Chris Wiegand, The Guardian

★★★

“Fey’s book adds some zingers but also sanitises some of the screenplay and the overall effect – with Jeff Richmond’s music and Nell Benjamin’s lyrics – is less corrosive from the start and drags towards the end. Newly arrived from being home-schooled in Kenya, Cady walks the halls of North Shore High in Illinois surrounded by mostly cheery students in a joyous opener, rather than being plunged into terror to the sound of ‘Rip Her to Shreds’ as in the film. Cady’s journey from naif to Plastic clone is less carefully delineated and, strangely, Fey’s character in the movie, Ms Norbury, is underwritten. Zoë Rainey, playing that role, gets better lines doubling as Regina’s mum who, of course, is now on all the socials.

Nick Curtis, Evening Standard

★★★

“Bouncily directed and choreographed by Casey Nicholaw, the stage show sticks pretty close to the original, but updated to include allusions to social media, Ozempic and the increased pornification of teenage life: there are jokes about blowing, fingering and choking within the first 20 minutes.”

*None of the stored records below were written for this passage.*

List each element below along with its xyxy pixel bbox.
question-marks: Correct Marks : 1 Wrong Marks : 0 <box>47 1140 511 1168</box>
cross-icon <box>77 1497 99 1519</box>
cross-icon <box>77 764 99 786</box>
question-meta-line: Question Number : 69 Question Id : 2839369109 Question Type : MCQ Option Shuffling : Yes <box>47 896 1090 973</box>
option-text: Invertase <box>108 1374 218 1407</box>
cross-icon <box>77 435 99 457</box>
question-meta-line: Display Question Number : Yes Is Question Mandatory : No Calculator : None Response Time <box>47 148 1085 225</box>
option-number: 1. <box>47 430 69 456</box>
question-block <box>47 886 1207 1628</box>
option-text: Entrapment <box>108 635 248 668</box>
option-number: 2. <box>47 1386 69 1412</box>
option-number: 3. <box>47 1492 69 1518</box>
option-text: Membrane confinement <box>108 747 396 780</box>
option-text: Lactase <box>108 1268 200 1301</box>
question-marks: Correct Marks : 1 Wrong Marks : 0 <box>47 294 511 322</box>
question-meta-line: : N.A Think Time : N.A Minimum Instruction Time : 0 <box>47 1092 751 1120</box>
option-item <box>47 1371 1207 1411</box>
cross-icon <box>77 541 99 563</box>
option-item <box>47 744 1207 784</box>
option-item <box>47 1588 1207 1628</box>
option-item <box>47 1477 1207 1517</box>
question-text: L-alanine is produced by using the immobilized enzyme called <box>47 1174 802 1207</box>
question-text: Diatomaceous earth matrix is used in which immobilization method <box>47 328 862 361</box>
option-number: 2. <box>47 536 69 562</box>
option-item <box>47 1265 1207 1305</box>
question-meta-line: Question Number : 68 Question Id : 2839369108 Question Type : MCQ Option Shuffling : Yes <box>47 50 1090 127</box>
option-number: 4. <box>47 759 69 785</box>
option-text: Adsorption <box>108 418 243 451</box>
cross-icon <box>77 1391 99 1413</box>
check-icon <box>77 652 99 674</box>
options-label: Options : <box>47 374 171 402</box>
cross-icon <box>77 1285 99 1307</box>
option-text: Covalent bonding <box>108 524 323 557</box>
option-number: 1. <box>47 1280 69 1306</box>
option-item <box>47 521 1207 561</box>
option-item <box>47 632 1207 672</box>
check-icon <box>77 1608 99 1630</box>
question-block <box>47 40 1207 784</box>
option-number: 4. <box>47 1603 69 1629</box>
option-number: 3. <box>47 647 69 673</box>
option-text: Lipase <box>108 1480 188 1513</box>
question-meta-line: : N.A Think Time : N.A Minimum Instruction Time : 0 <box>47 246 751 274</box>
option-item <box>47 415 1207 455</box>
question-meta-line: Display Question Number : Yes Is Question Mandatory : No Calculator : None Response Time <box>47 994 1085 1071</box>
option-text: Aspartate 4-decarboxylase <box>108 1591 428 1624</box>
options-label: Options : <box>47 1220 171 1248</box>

“Like the emotional staging posts of the story, the scenarios are by-the-numbers. There’s the cafeteria anthropology lesson on school tribes; Cady’s clumsy flirtation with Regina’s ex, Aaron, in math class; the drunken teen-party meltdown.”

Clive Davis, The Times

★★★

“Mean Girls — based on the 2004 film of the same name — certainly delivers enough of them. As in the original, Tina Fey’s script lands plenty of smart jabs, even if the production values lack the movie’s veneer of teenage designer-label gloss. This show, first seen on Broadway in 2018, was scheduled to transfer to London four years ago but became another victim of the pandemic. It now arrives in the wake of a big-screen, released in January, which was panned by my colleague Kevin Maher.”

Charlie Burn (as Cady), Elèna Gyasi (as Gretchen), Georgina Castle (as Regina) and Grace Mouat (as Karen) in the West End production of Mean Girls
Charlie Burn (as Cady), Elèna Gyasi (as Gretchen), Georgina Castle (as Regina) and Grace Mouat (as Karen) in Mean Girls, © Brinkhoff-Moegenburg

Tim Bano, The Independent

★★

“While all these kids are presented as completely assured, comfortable in their own cliques, the musical itself struggles to find its own identity. The film came out in 2004 – twenty years ago! – and although Fey’s apparently set the musical version in the present day, the evidence for that is scarce. Damien has an Eras tour poster on his wall; there’s a mention of Ozempic. That’s about it. Spiritually, it feels much more like a period piece. It doesn’t go near any of the concerns of high school kids today, and instead assumes that enough has stayed the same for the story to work. I don’t think that’s the case, and we end up with a show that’s pulling itself between past and present.”